Review by Ian Keogh
The Minions comic collections provide exquisitely crafted single page gag strips interrupted by the occasional spread, featuring the combination of startlingly lively art from Renaud Collin and inventive comedy scripts from Stéphane Lapuss’. Some are themed by subject, but they’ve all been general in nature with no particular connection to the Minions movies. That changes with Mini Boss, which ties into 2022 release The Rise of Gru by featuring 44 pages of gags of the Minions helping (or not) the eleven year old Gru, already sure he’ll become a supervillain.
Because a Minion’s duty is to serve a villain, the yellow misfits never take the easy path, causing mayhem in their wake, while Lapuss’ clarifies the relationship is a two way street.
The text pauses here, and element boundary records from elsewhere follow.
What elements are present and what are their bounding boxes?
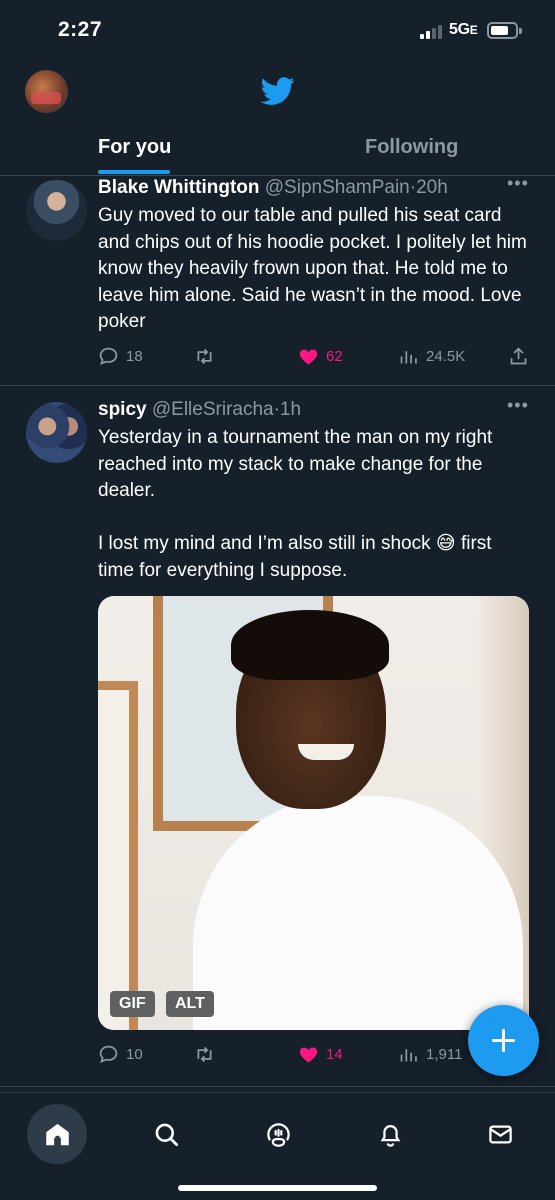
share-icon	[510, 346, 527, 364]
status-bar: 2:27 5GE	[0, 0, 555, 62]
tweet-text: Guy moved to our table and pulled his se…	[98, 205, 527, 332]
status-time: 2:27	[58, 18, 103, 41]
plus-icon	[491, 1028, 516, 1053]
alt-text-badge[interactable]: ALT	[166, 991, 214, 1017]
battery-icon	[487, 22, 522, 39]
spaces-icon	[267, 1123, 290, 1147]
network-indicator: 5GE	[449, 21, 478, 38]
nav-search[interactable]	[136, 1104, 196, 1164]
reply-button[interactable]: 10	[98, 1042, 143, 1066]
tab-for-you[interactable]: For you	[98, 136, 171, 159]
person-shirt	[193, 796, 523, 1030]
view-count: 24.5K	[426, 347, 466, 365]
person-hair	[231, 610, 389, 680]
notifications-icon	[380, 1125, 401, 1147]
share-button[interactable]	[508, 344, 529, 368]
timeline-header: For you Following	[0, 62, 555, 176]
reply-count: 10	[126, 1045, 143, 1063]
nav-spaces[interactable]	[248, 1104, 308, 1164]
signal-strength-icon	[420, 23, 446, 39]
tweet-header: Blake Whittington @SipnShamPain·20h	[98, 177, 448, 199]
avatar[interactable]	[26, 180, 87, 241]
home-icon	[46, 1123, 69, 1146]
tweet[interactable]: spicy @ElleSriracha·1h ••• Yesterday in …	[0, 387, 555, 1087]
timestamp: 1h	[279, 399, 302, 420]
nav-messages[interactable]	[470, 1104, 530, 1164]
bottom-navigation	[0, 1092, 555, 1200]
tweet[interactable]: Blake Whittington @SipnShamPain·20h ••• …	[0, 173, 555, 386]
views-icon	[400, 350, 417, 363]
retweet-button[interactable]	[194, 1042, 222, 1066]
like-count: 14	[326, 1045, 343, 1063]
display-name[interactable]: Blake Whittington	[98, 177, 259, 198]
retweet-button[interactable]	[194, 344, 222, 368]
like-button[interactable]: 14	[298, 1042, 343, 1066]
avatar[interactable]	[26, 402, 87, 463]
tweet-actions: 18 62 24.5K	[98, 344, 530, 368]
person-smile	[298, 744, 354, 760]
home-indicator	[178, 1185, 377, 1191]
more-options-icon[interactable]: •••	[507, 395, 529, 416]
twitter-bird-icon[interactable]	[258, 74, 298, 108]
reply-icon	[99, 347, 118, 365]
tweet-media-gif[interactable]: GIF ALT	[98, 596, 529, 1030]
nav-notifications[interactable]	[360, 1104, 420, 1164]
active-tab-indicator	[98, 170, 170, 174]
views-button[interactable]: 24.5K	[398, 344, 465, 368]
view-count: 1,911	[426, 1045, 463, 1063]
reply-button[interactable]: 18	[98, 344, 143, 368]
like-count: 62	[326, 347, 343, 365]
tweet-actions: 10 14 1,911	[98, 1042, 530, 1066]
gif-badge: GIF	[110, 991, 155, 1017]
heart-filled-icon	[299, 349, 318, 364]
tweet-text: Yesterday in a tournament the man on my …	[98, 427, 493, 581]
door-frame	[98, 681, 138, 1030]
views-button[interactable]: 1,911	[398, 1042, 462, 1066]
heart-filled-icon	[299, 1047, 318, 1062]
timestamp: 20h	[416, 177, 448, 198]
like-button[interactable]: 62	[298, 344, 343, 368]
reply-icon	[99, 1045, 118, 1063]
reply-count: 18	[126, 347, 143, 365]
display-name[interactable]: spicy	[98, 399, 147, 420]
compose-tweet-button[interactable]	[468, 1005, 539, 1076]
search-icon	[155, 1123, 179, 1147]
handle[interactable]: @ElleSriracha	[152, 399, 274, 420]
retweet-icon	[197, 348, 212, 364]
nav-home[interactable]	[27, 1104, 87, 1164]
profile-avatar[interactable]	[25, 70, 68, 113]
messages-icon	[489, 1125, 512, 1144]
tweet-header: spicy @ElleSriracha·1h	[98, 399, 301, 421]
more-options-icon[interactable]: •••	[507, 173, 529, 194]
retweet-icon	[197, 1046, 212, 1062]
views-icon	[400, 1048, 417, 1061]
tab-following[interactable]: Following	[365, 136, 458, 159]
handle[interactable]: @SipnShamPain	[265, 177, 410, 198]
The Minions may have a boulder with the answer ready to catapult through the classroom wall when Gru struggles with arithmetic, but the downside is shown as they have nightmares and all crowd into Gru’s bed.
Collin’s cartooning is digitally rendered, but his visual imagination is on a par with the great Franco-Belgian cartoonists of years gone by. They’d recognise the work put into ensuring the layouts sell the jokes concisely and while the style is determined by the film animation, Collin captures the puzzled and joyful expressions perfectly. As impressive as Collin is with the single pages, the occasional spreads are stunning, packed with life, activity and little visual jokes. There’s mayhem at a mall and at a car wash, along with a clever sequence of what’s discovered as the Minions excavate underground.
While there are more strips featuring the young Gru than not, the content isn’t exclusively based around him, leaving enough room for standard jokes of the Minions messing up and disrupting life, plus a few starring the gloriously scabby dog, all teeth and attitude.
Each Minions collection is a treat worth waiting for, even if the printed format is now paperback rather than hardcover.